Apparently having 5% of the world’s population, but 25% of its prisoners simply isn’t good enough for neo-feudal America. No, we need to find more creative and archaic ways to wastefully, immorally and seemingly unconstitutionally incarcerate poor people. Welcome to the latest trend in the penal colony formerly known as America. Debtors’ prisons. A practice I thought had long since been deemed outdated (indeed it has been largely eradicated in the Western world with the exception of about 1/3 of U.S. states as well as Greece).
From Fox News:
As if out of a Charles Dickens novel, people struggling to pay overdue fines and fees associated with court costs for even the simplest traffic infractions are being thrown in jail across the United States.
Critics are calling the practice the new “debtors’ prison” — referring to the jails that flourished in the U.S. and Western Europe over 150 years ago. Before the time of bankruptcy laws and social safety nets, poor folks and ruined business owners were locked up until their debts were paid off.
Reforms eventually outlawed the practice. But groups like the Brennan Center for Justice and the American Civil Liberties Union say it’s been reborn in local courts which may not be aware it’s against the law to send indigent people to jail over unpaid fines and fees — or they just haven’t been called on it until now.
The Brennan Center for Justice at New York University’s School of Law released a “Tool Kit for Action” in 2012 that broke down the cost to municipalities to jail debtors in comparison with the amount of old debt it was collecting. It doesn’t look like a bargain. For example, according to the report, Mecklenburg County, N.C., collected $33,476 in debts in 2009, but spent $40,000 jailing 246 debtors — a loss of $6,524.
Don’t worry, I’m sure private prisons for debtors will soon spring up to make this practice a pillar of GDP growth.

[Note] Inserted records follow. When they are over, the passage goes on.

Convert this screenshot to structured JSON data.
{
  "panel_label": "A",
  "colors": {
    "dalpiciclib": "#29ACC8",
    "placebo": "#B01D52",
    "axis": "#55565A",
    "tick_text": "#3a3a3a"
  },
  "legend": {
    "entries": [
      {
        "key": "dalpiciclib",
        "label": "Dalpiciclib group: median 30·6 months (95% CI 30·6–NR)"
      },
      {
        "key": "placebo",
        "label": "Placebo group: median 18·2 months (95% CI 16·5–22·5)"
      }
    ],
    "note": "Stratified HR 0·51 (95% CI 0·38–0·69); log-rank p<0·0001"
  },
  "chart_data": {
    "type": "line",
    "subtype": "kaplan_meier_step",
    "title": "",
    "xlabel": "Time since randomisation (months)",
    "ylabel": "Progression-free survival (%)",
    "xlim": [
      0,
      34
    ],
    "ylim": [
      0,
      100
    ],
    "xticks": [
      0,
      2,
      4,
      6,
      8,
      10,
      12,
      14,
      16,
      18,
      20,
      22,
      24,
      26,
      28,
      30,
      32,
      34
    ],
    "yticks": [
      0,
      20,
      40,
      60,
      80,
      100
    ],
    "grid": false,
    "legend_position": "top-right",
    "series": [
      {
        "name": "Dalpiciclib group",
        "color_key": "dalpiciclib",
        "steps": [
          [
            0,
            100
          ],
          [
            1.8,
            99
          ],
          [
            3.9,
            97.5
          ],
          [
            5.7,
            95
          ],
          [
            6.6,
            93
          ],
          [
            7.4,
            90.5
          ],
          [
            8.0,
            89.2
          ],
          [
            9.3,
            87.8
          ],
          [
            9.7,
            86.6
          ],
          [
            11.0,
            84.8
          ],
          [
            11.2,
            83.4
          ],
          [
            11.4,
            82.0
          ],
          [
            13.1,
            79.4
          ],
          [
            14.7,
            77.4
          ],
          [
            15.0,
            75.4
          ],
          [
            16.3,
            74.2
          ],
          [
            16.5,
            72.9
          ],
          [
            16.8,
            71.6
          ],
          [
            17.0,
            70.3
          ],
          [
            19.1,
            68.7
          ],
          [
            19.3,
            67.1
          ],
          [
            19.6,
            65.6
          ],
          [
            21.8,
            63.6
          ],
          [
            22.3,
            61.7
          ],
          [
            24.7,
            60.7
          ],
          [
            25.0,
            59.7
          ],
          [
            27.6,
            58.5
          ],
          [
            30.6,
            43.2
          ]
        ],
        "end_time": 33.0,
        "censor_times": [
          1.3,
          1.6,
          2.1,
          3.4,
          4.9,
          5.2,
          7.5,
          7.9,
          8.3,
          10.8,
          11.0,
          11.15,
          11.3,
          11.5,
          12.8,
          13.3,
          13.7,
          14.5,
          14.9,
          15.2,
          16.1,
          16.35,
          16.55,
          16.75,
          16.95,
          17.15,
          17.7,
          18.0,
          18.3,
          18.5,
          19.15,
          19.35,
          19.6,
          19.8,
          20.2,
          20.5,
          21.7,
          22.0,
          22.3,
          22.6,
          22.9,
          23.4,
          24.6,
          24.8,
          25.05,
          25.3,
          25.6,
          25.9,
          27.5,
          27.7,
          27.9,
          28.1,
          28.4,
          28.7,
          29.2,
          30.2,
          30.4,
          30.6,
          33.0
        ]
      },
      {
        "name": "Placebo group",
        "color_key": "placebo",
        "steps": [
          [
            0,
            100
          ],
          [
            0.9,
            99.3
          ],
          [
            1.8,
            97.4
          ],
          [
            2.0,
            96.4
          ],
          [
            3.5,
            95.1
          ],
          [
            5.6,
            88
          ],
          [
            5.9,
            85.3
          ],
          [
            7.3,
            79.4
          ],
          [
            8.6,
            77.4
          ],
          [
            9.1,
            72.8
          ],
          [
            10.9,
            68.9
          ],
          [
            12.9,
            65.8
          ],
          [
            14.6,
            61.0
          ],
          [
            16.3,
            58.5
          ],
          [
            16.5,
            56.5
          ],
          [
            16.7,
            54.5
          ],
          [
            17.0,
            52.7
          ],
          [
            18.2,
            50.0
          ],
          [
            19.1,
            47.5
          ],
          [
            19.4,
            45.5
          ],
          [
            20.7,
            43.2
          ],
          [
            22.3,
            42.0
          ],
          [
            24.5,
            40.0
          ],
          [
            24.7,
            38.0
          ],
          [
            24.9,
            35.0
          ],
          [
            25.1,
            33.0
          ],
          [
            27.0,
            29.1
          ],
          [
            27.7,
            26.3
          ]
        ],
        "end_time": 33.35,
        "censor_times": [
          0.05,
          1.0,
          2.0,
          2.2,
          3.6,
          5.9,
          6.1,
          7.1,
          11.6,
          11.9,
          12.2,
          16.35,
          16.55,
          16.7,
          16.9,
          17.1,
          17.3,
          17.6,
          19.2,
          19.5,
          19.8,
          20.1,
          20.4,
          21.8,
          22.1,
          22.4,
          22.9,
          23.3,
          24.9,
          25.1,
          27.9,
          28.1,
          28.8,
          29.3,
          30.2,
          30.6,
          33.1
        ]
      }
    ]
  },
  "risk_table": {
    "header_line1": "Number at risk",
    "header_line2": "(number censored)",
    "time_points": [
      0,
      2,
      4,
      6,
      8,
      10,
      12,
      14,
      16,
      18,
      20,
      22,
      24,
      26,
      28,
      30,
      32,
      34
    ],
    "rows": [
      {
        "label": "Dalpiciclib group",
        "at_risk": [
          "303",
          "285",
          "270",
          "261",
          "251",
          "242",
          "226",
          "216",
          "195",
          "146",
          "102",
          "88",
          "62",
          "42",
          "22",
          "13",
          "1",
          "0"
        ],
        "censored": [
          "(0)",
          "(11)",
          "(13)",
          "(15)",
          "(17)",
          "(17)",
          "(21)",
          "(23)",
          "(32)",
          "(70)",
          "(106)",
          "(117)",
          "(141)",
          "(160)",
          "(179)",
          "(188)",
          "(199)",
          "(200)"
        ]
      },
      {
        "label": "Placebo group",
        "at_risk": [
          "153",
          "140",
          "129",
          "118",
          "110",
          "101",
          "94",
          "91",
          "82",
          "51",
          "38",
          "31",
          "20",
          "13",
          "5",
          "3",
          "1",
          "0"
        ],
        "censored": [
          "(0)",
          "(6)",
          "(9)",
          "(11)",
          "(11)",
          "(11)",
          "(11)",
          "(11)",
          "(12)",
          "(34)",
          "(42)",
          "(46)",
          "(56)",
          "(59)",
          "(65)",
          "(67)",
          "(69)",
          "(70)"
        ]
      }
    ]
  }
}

Many jurisdictions have taken to hiring private collection/probation companies to go after debtors, giving them the authority to revoke probation and incarcerate if they can’t pay. Research into the practice has found that private companies impose their own additional surcharges. Some 15 private companies have emerged to run these services in the South, including the popular Judicial Correction Services (JCS).